Floyd Tewell   1-11   SCrt – Chief Justice Shepard
[SCt grants transfer and adopts Chief Judge Baker’s opinion 876 N.E.2d 337 (ia 2007)]

Parole Board’s turn over order from life sentence on kidnap count to 20 year term of years on rape count was silent about discharge of the life sentence.  Supporting documents established that the parole board did not intend to discharge the life sentence, when inmate was paroled on the rape count.  
      
FACTS:
On February 21, 1974, after conviction, Tewell was sentenced to life imprisonment for kidnapping, consecutive to 20 years for rape (for the knifepoint abduction and rape of a respiratory therapist in Indianapolis). 
On August 10, 1989 the parole board turned over the life sentence to the 20 year sentence.
On December 16, 1994, Tewell was paroled on the 20 year sentence.
On April 9, 1998 Tewell was arrested for possession of cocaine. 
On October 6, 1998 he was convicted of dealing - possession with intent to deliver (fA) and received a 20 year sentence with five suspended.
On October 23, 1998 the parole board revoked his parole, reinstating the life sentence.

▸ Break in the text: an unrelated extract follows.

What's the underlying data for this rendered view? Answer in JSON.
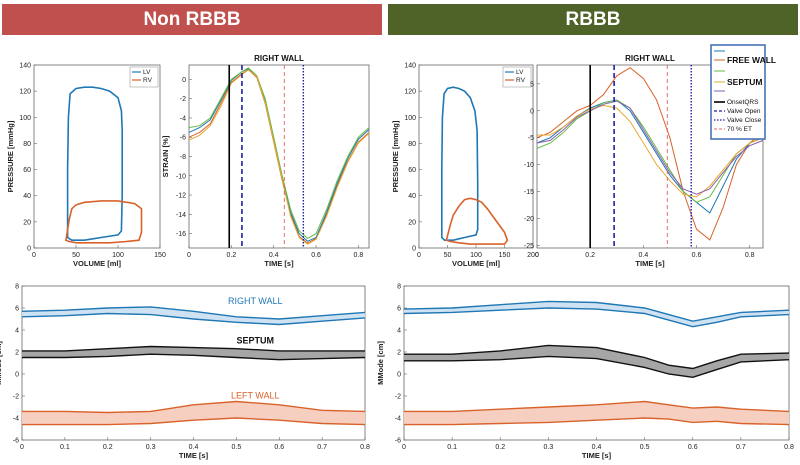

Tewell filed a petition for habeas corpus challenging the revocation of his parole and the reinstatement of his life sentence.  The trial court treated it as a petition for PCR and denied relief.  Tewell appealed, and the court of appeals aff’d.  The Supreme Court accepted the pro-se request to transfer and adopted the court of appeals decision in conference.  

DISCUSSION:
PCR not Habeas because the defendant was not entitled to immediate release, since he was still (apparently) serving the (A felony) dealing sentence, since nothing in the record told the appeals court otherwise.  A Habeas review is for abuse of discretion.  PCR review is from a negative judgment and will only be reversed if evidence leads to opposite conclusion. Appellate court noted that either way, trial court is affirmed on this record.   
Discharged from life without parole or just turned over with intent to have him remain on parole for life?  Meeker v Indiana Parole Board 794 N.E.2d 1105 (ia 2004) doesn’t apply here.  That turn over order was from a term of years, not from a life sentence. 

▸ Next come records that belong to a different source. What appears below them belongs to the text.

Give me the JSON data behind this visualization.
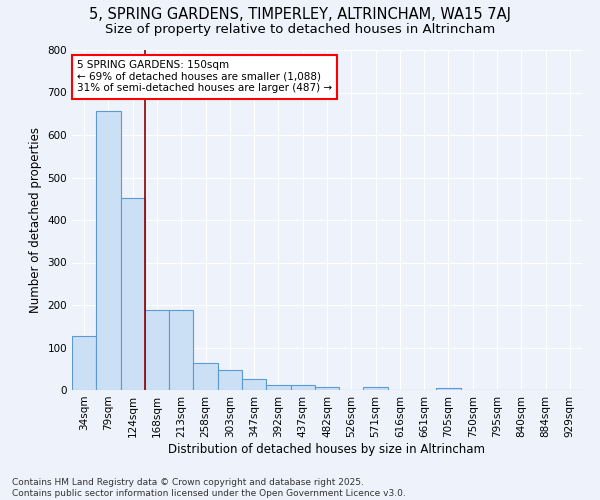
{
  "title_line1": "5, SPRING GARDENS, TIMPERLEY, ALTRINCHAM, WA15 7AJ",
  "title_line2": "Size of property relative to detached houses in Altrincham",
  "xlabel": "Distribution of detached houses by size in Altrincham",
  "ylabel": "Number of detached properties",
  "categories": [
    "34sqm",
    "79sqm",
    "124sqm",
    "168sqm",
    "213sqm",
    "258sqm",
    "303sqm",
    "347sqm",
    "392sqm",
    "437sqm",
    "482sqm",
    "526sqm",
    "571sqm",
    "616sqm",
    "661sqm",
    "705sqm",
    "750sqm",
    "795sqm",
    "840sqm",
    "884sqm",
    "929sqm"
  ],
  "values": [
    127,
    657,
    452,
    188,
    188,
    63,
    46,
    27,
    12,
    12,
    8,
    0,
    8,
    0,
    0,
    5,
    0,
    0,
    0,
    0,
    0
  ],
  "bar_color": "#cce0f5",
  "bar_edge_color": "#5b9bd5",
  "red_line_x": 2.5,
  "annotation_text": "5 SPRING GARDENS: 150sqm\n← 69% of detached houses are smaller (1,088)\n31% of semi-detached houses are larger (487) →",
  "annotation_box_color": "white",
  "annotation_box_edge": "red",
  "ylim": [
    0,
    800
  ],
  "yticks": [
    0,
    100,
    200,
    300,
    400,
    500,
    600,
    700,
    800
  ],
  "footer_line1": "Contains HM Land Registry data © Crown copyright and database right 2025.",
  "footer_line2": "Contains public sector information licensed under the Open Government Licence v3.0.",
  "bg_color": "#eef2fb",
  "grid_color": "white",
  "title_fontsize": 10.5,
  "subtitle_fontsize": 9.5,
  "axis_label_fontsize": 8.5,
  "tick_fontsize": 7.5,
  "annotation_fontsize": 7.5,
  "footer_fontsize": 6.5
}
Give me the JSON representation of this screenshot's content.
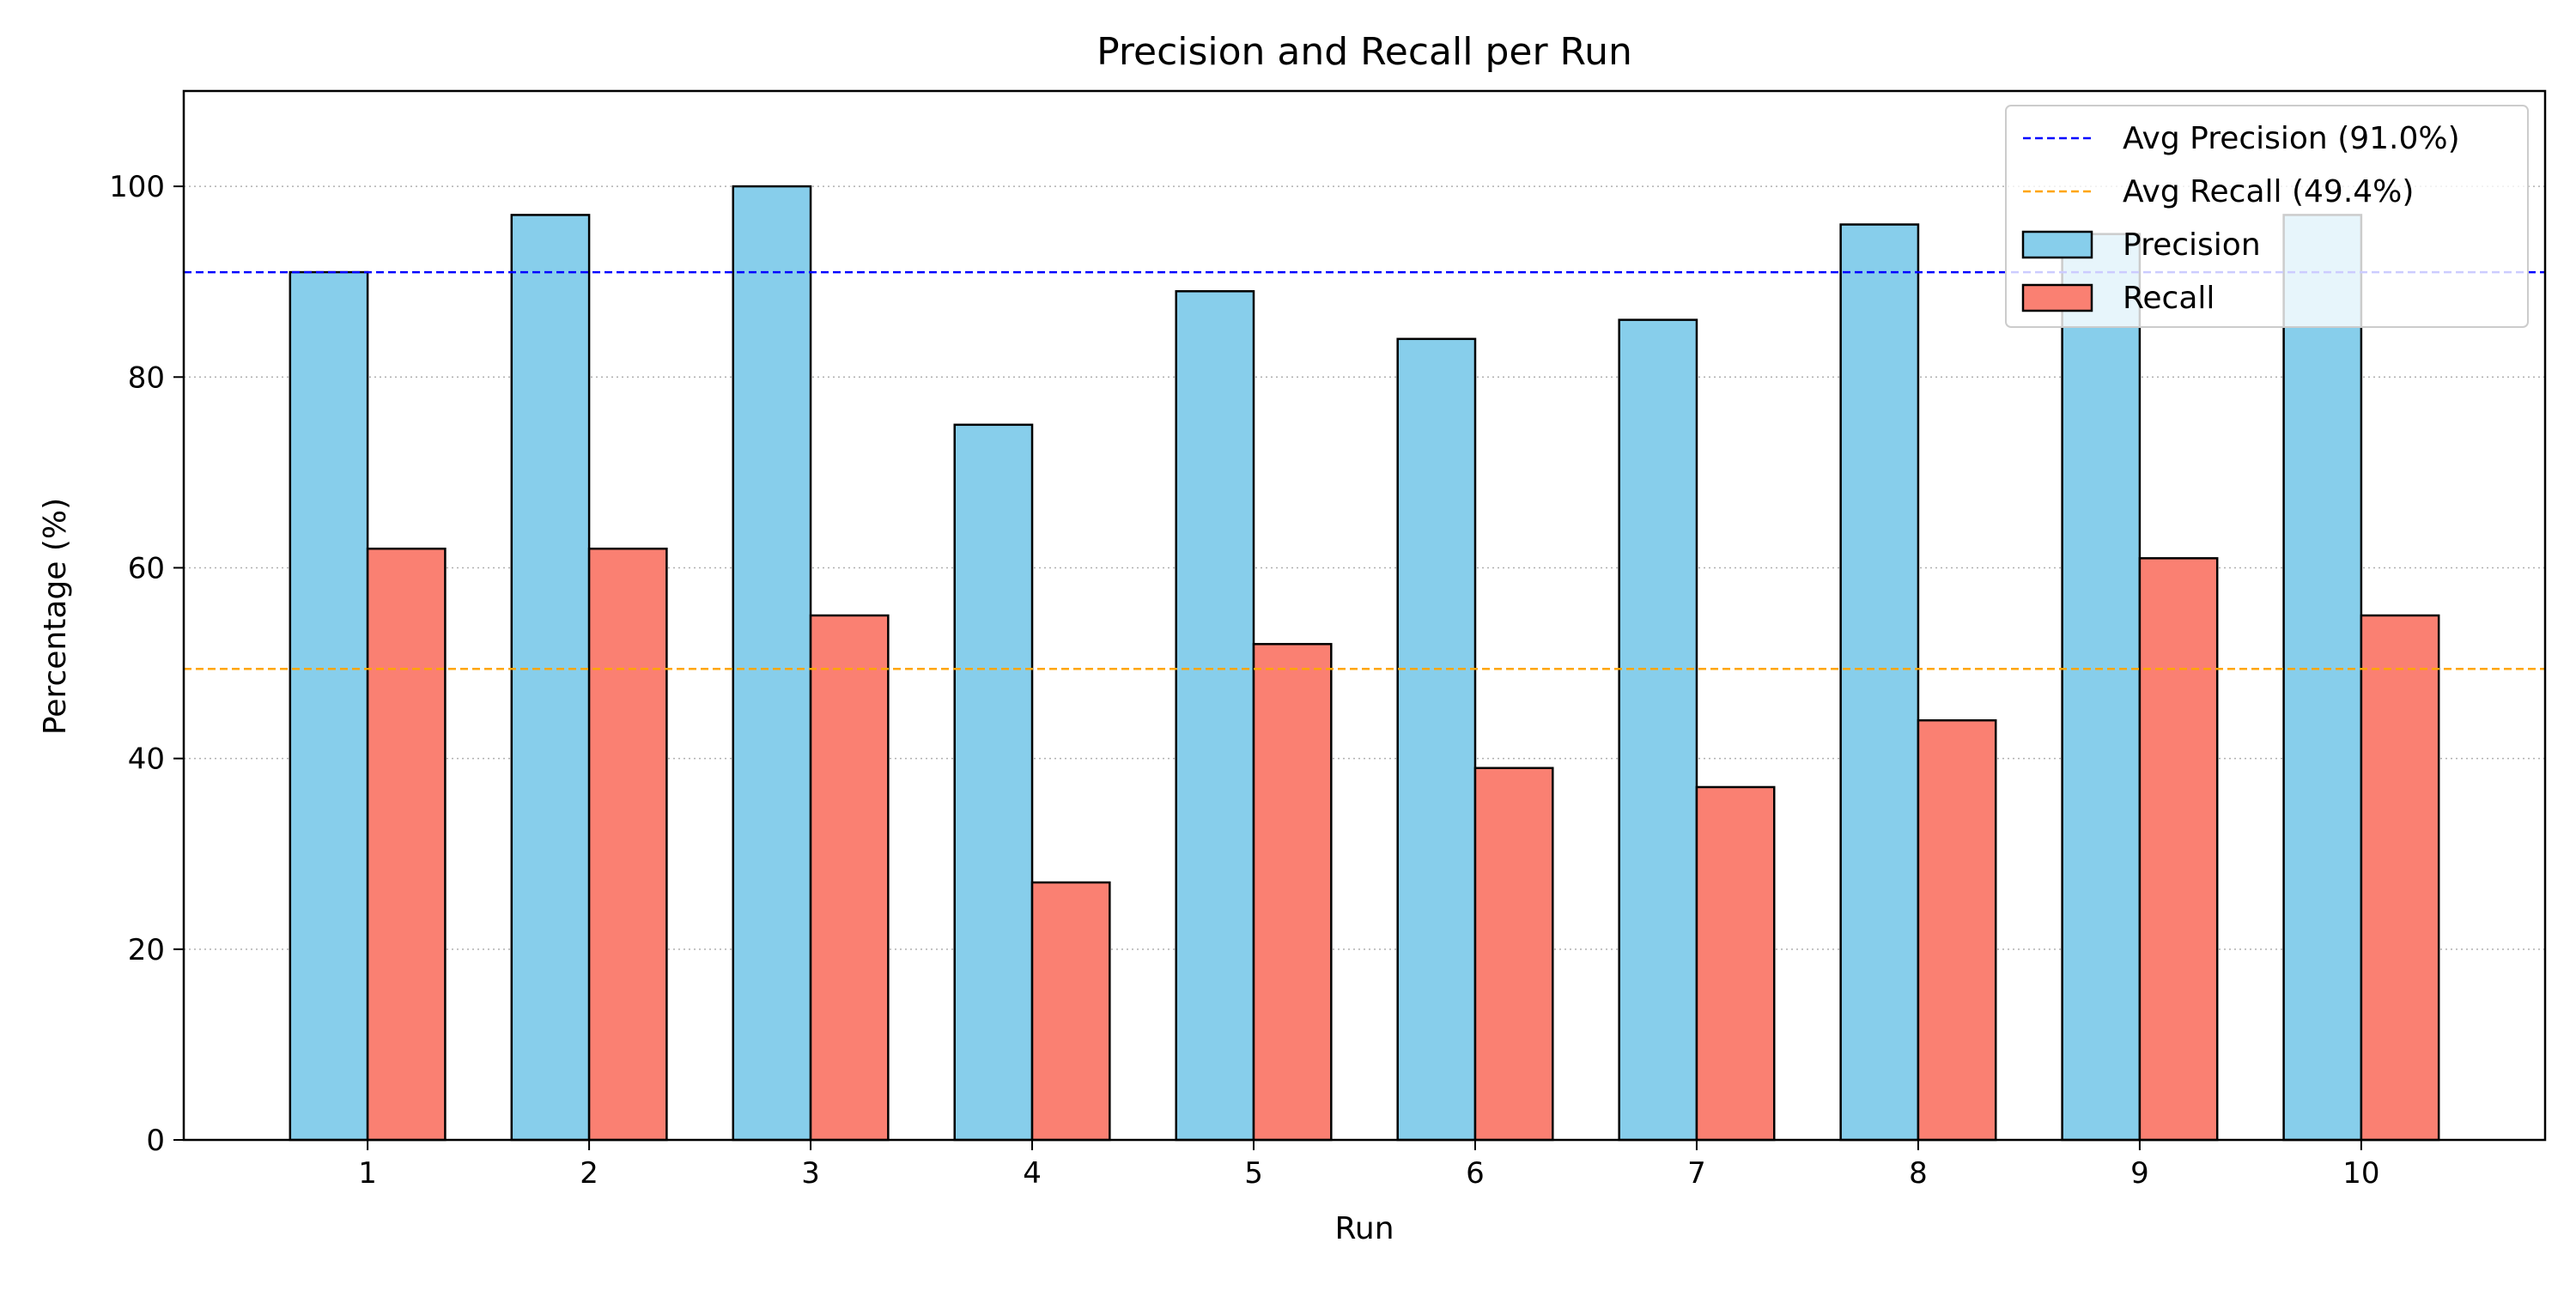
{
  "chart_data": {
    "type": "bar",
    "title": "Precision and Recall per Run",
    "xlabel": "Run",
    "ylabel": "Percentage (%)",
    "categories": [
      "1",
      "2",
      "3",
      "4",
      "5",
      "6",
      "7",
      "8",
      "9",
      "10"
    ],
    "series": [
      {
        "name": "Precision",
        "color": "#87CEEB",
        "values": [
          91,
          97,
          100,
          75,
          89,
          84,
          86,
          96,
          95,
          97
        ]
      },
      {
        "name": "Recall",
        "color": "#FA8072",
        "values": [
          62,
          62,
          55,
          27,
          52,
          39,
          37,
          44,
          61,
          55
        ]
      }
    ],
    "reference_lines": [
      {
        "label": "Avg Precision (91.0%)",
        "value": 91.0,
        "color": "#0000FF",
        "style": "dashed"
      },
      {
        "label": "Avg Recall (49.4%)",
        "value": 49.4,
        "color": "#FFA500",
        "style": "dashed"
      }
    ],
    "ylim": [
      0,
      110
    ],
    "yticks": [
      0,
      20,
      40,
      60,
      80,
      100
    ],
    "grid": "y-dotted",
    "legend_position": "top-right"
  }
}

IC 11-13-3-5(a)(3) “a person released on parole from a term of life imprisonment remains on parole for life, except that the parole board may discharge him at any time after his release on parole.” 

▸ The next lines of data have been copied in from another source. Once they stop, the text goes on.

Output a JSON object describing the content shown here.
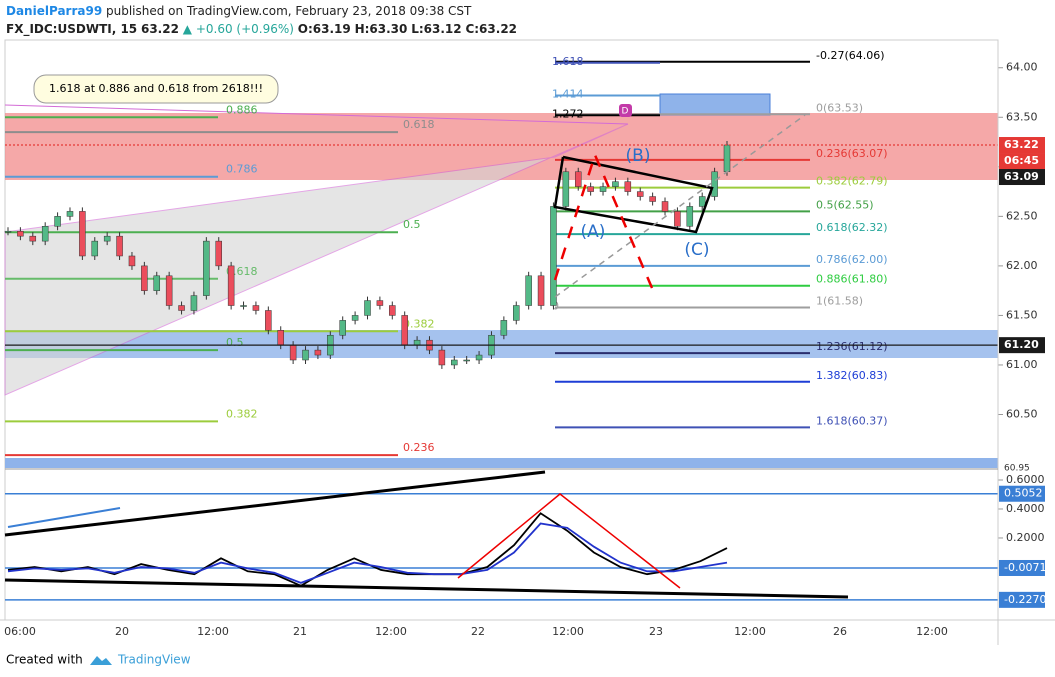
{
  "header": {
    "author": "DanielParra99",
    "published": "published on TradingView.com, February 23, 2018 09:38 CST",
    "symbol": "FX_IDC:USDWTI, 15",
    "last": "63.22",
    "change": "▲ +0.60 (+0.96%)",
    "open": "O:63.19",
    "high": "H:63.30",
    "low": "L:63.12",
    "close": "C:63.22"
  },
  "chart_data": [
    {
      "type": "candlestick",
      "ylim": [
        59.96,
        64.28
      ],
      "yticks": [
        {
          "value": 64,
          "label": "64.00"
        },
        {
          "value": 63.5,
          "label": "63.50"
        },
        {
          "value": 63,
          "label": "63.00"
        },
        {
          "value": 62.5,
          "label": "62.50"
        },
        {
          "value": 62,
          "label": "62.00"
        },
        {
          "value": 61.5,
          "label": "61.50"
        },
        {
          "value": 61,
          "label": "61.00"
        },
        {
          "value": 60.5,
          "label": "60.50"
        }
      ],
      "x_labels": [
        "06:00",
        "20",
        "12:00",
        "21",
        "12:00",
        "22",
        "12:00",
        "23",
        "12:00",
        "26",
        "12:00"
      ],
      "close": [
        62.35,
        62.3,
        62.25,
        62.4,
        62.5,
        62.55,
        62.1,
        62.25,
        62.3,
        62.1,
        62.0,
        61.75,
        61.9,
        61.6,
        61.55,
        61.7,
        62.25,
        62.0,
        61.6,
        61.6,
        61.55,
        61.35,
        61.2,
        61.05,
        61.15,
        61.1,
        61.3,
        61.45,
        61.5,
        61.65,
        61.6,
        61.5,
        61.2,
        61.25,
        61.15,
        61.0,
        61.05,
        61.05,
        61.1,
        61.3,
        61.45,
        61.6,
        61.9,
        61.6,
        62.6,
        62.95,
        62.8,
        62.75,
        62.8,
        62.85,
        62.75,
        62.7,
        62.65,
        62.55,
        62.4,
        62.6,
        62.7,
        62.95,
        63.22
      ],
      "colors": {
        "up": "#53b987",
        "down": "#eb4d5c"
      },
      "fib_right": [
        {
          "label": "-0.27(64.06)",
          "value": 64.06,
          "color": "#000000"
        },
        {
          "label": "0(63.53)",
          "value": 63.53,
          "color": "#9e9e9e"
        },
        {
          "label": "0.236(63.07)",
          "value": 63.07,
          "color": "#e53935"
        },
        {
          "label": "0.382(62.79)",
          "value": 62.79,
          "color": "#9ccc3c"
        },
        {
          "label": "0.5(62.55)",
          "value": 62.55,
          "color": "#43a047"
        },
        {
          "label": "0.618(62.32)",
          "value": 62.32,
          "color": "#26a69a"
        },
        {
          "label": "0.786(62.00)",
          "value": 62.0,
          "color": "#5b9bd5"
        },
        {
          "label": "0.886(61.80)",
          "value": 61.8,
          "color": "#2ecc40"
        },
        {
          "label": "1(61.58)",
          "value": 61.58,
          "color": "#9e9e9e"
        },
        {
          "label": "1.236(61.12)",
          "value": 61.12,
          "color": "#2a2e6e"
        },
        {
          "label": "1.382(60.83)",
          "value": 60.83,
          "color": "#1e3ed6"
        },
        {
          "label": "1.618(60.37)",
          "value": 60.37,
          "color": "#3f51b5"
        }
      ],
      "fib_small": [
        {
          "label": "1.618",
          "value": 64.05,
          "color": "#3f51b5"
        },
        {
          "label": "1.414",
          "value": 63.72,
          "color": "#5b9bd5"
        },
        {
          "label": "1.272",
          "value": 63.52,
          "color": "#000000"
        },
        {
          "label": "0",
          "value": 61.58,
          "color": "#9e9e9e"
        }
      ],
      "fib_left_a": [
        {
          "label": "0.886",
          "value": 63.5,
          "color": "#4caf50"
        },
        {
          "label": "0.786",
          "value": 62.9,
          "color": "#5b9bd5"
        },
        {
          "label": "0.618",
          "value": 61.87,
          "color": "#66bb6a"
        },
        {
          "label": "0.5",
          "value": 61.15,
          "color": "#4caf50"
        },
        {
          "label": "0.382",
          "value": 60.43,
          "color": "#9ccc3c"
        }
      ],
      "fib_left_b": [
        {
          "label": "0.618",
          "value": 63.35,
          "color": "#8d8d8d"
        },
        {
          "label": "0.5",
          "value": 62.34,
          "color": "#4caf50"
        },
        {
          "label": "0.382",
          "value": 61.34,
          "color": "#9ccc3c"
        },
        {
          "label": "0.236",
          "value": 60.09,
          "color": "#e53935"
        }
      ],
      "price_labels": [
        {
          "label": "63.22",
          "value": 63.22,
          "color": "#e53935"
        },
        {
          "label": "61.20",
          "value": 61.2,
          "color": "#1a1a1a"
        }
      ],
      "countdown": "06:45",
      "prev_close": "63.09",
      "hidden_label": "60.95",
      "annotation": "1.618 at 0.886 and 0.618 from 2618!!!",
      "waves": [
        "(A)",
        "(B)",
        "(C)",
        "D"
      ]
    },
    {
      "type": "line",
      "ylim": [
        -0.366,
        0.669
      ],
      "yticks": [
        {
          "value": 0.6,
          "label": "0.6000"
        },
        {
          "value": 0.4,
          "label": "0.4000"
        },
        {
          "value": 0.2,
          "label": "0.2000"
        }
      ],
      "levels": [
        {
          "label": "0.5052",
          "value": 0.5052
        },
        {
          "label": "-0.0071",
          "value": -0.0071
        },
        {
          "label": "-0.2270",
          "value": -0.227
        }
      ],
      "series": [
        {
          "color": "#000000",
          "values": [
            -0.02,
            0.0,
            -0.03,
            0.0,
            -0.05,
            0.02,
            -0.02,
            -0.05,
            0.06,
            -0.03,
            -0.05,
            -0.13,
            -0.02,
            0.06,
            -0.02,
            -0.05,
            -0.05,
            -0.05,
            0.0,
            0.15,
            0.37,
            0.25,
            0.1,
            0.0,
            -0.05,
            -0.02,
            0.04,
            0.13
          ]
        },
        {
          "color": "#2233cc",
          "values": [
            -0.03,
            -0.01,
            -0.02,
            -0.01,
            -0.04,
            0.0,
            -0.01,
            -0.04,
            0.03,
            -0.01,
            -0.04,
            -0.11,
            -0.04,
            0.03,
            0.0,
            -0.04,
            -0.05,
            -0.05,
            -0.02,
            0.1,
            0.3,
            0.27,
            0.14,
            0.03,
            -0.03,
            -0.03,
            0.0,
            0.03
          ]
        }
      ]
    }
  ],
  "footer": {
    "created": "Created with",
    "brand": "TradingView"
  }
}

To be discharged on the parole board’s turn over order, there must be evidence of a clear intent to discharge (in the order, in the hearing, or in the supporting documents).  [Or perhaps everything needs to be silent about the discharge.]  Sometimes the order includes phrases noting intent not to discharge.  Phrases like “preserve life sentence” or “will go back on life sentence.”  No such clarity was provided in this order, but according to the appellate court, the supporting documents showed a clear intent by the parole board not to discharge the life sentence.  So based on the supporting documents, the trial court’s denial of PCR was aff’d.

Thus, when the turn over order is silent about discharge, the court of appeals looks for other evidence to determine the parole board’s intent.  A silent order doesn’t equate to an automatic discharge.  And any evidence in the record of intent not to discharge trumps the silent order.